Check for extension in download_all_zips_on_page is naive #1

Closed joshuawn closed 8 years ago

joshuawn commented 8 years ago

As I don't have much experience with Python, I must apologize in advance if my terminology doesn't quite match up with my implementation.

In the function download_all_zips_on_page(session, path='assignments'), the check for each hw_string parses through the entire unicode string and instantly queries a success on the first match. This is a problem if the URL contains one of these substrings before the very end.

For instance, if the URL == "www.python.org", the check erroneously confirms that the URL is a file due to the included substring ".py".

This might not cover all edge cases, but one way of parsing the URL as intended without causing inevitable IOErrors is to only check the very end of the URL:

    for i in links:
        url = i.get_attribute('href')
        if url==None:
            continue
        txt_file.write(url+'\n')
        hw_strings = [u'.zip', u'.py', u'.m', u'.pdf']
        is_hw = False

        for j in hw_strings:
            #has additional slash at the end. must be spliced off.
            if (url[len(url)-1] == u'/'):
                url = url[:(len(url)-1)]

            if (url[(len(url)-len(j)):len(url)] == j):
                is_hw = True
                continue
Chillee commented 8 years ago

Yep, the entire assignments process could do with some improvement (the current implementation is very naive)

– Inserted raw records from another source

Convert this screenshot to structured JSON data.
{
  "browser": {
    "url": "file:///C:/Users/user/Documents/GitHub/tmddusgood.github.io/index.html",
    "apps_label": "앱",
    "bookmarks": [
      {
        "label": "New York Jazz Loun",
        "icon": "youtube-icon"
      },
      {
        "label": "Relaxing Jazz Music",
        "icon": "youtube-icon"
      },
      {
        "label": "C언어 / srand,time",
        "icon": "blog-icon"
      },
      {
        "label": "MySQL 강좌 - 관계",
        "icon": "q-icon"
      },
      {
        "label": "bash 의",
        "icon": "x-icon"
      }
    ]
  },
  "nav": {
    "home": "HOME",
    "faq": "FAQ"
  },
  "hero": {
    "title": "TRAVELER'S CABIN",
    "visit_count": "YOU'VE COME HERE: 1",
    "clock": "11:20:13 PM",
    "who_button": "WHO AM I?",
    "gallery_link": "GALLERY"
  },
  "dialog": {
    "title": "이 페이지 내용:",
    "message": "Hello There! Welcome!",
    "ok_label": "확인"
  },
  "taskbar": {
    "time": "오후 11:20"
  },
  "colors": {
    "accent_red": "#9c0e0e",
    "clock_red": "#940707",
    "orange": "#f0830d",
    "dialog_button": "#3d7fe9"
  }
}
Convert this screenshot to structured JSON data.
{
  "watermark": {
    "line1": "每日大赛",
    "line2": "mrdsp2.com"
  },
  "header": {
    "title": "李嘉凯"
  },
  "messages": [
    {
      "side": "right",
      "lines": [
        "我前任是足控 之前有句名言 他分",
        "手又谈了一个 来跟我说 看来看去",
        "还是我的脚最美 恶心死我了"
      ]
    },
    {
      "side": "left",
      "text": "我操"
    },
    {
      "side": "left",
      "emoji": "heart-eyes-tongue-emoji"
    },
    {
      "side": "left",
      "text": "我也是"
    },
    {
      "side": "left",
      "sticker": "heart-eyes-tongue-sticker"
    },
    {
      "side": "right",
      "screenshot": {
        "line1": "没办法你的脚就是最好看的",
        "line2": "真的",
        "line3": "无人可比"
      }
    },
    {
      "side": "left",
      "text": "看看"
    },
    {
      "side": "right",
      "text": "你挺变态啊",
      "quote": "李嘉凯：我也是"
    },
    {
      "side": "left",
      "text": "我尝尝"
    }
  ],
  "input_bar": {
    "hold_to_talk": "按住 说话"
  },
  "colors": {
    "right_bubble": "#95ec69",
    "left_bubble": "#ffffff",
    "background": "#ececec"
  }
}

I think I'm going to settle for downloading all non html files that are in the main page. I'll probably use some kind of solution similar to what you pasted

joshuawn commented 8 years ago

One other thing I've noticed with a few of the courses (such as androidapps101-002) is that they have custom assignment & preliminary setup pages in the course's /wiki/ section instead of linking directly through the sidebar. Explicitly iterating through all /wiki/ sub-URL's using download_all_zips_on_page would be a good idea, as otherwise some of these courses are devoid of hands-on content.

One possible (but slow) implementation is to create a 'wiki' folder, recursively scan every link on each page for the sub-string '[coursera course url]/wiki/', and then save each .html along with all supporting material by using the download_all_zips_on_page function. If a wiki page has already been visited, it can be skipped.

Chillee commented 8 years ago

God the old Coursera platform is so unstandardized it's frustrating. I can almost see why they want to force everybody to switch.

Chillee commented 8 years ago

I changed the checking for the file extension to using os.path.splitext.

I also added download_zips to all the sidebar links.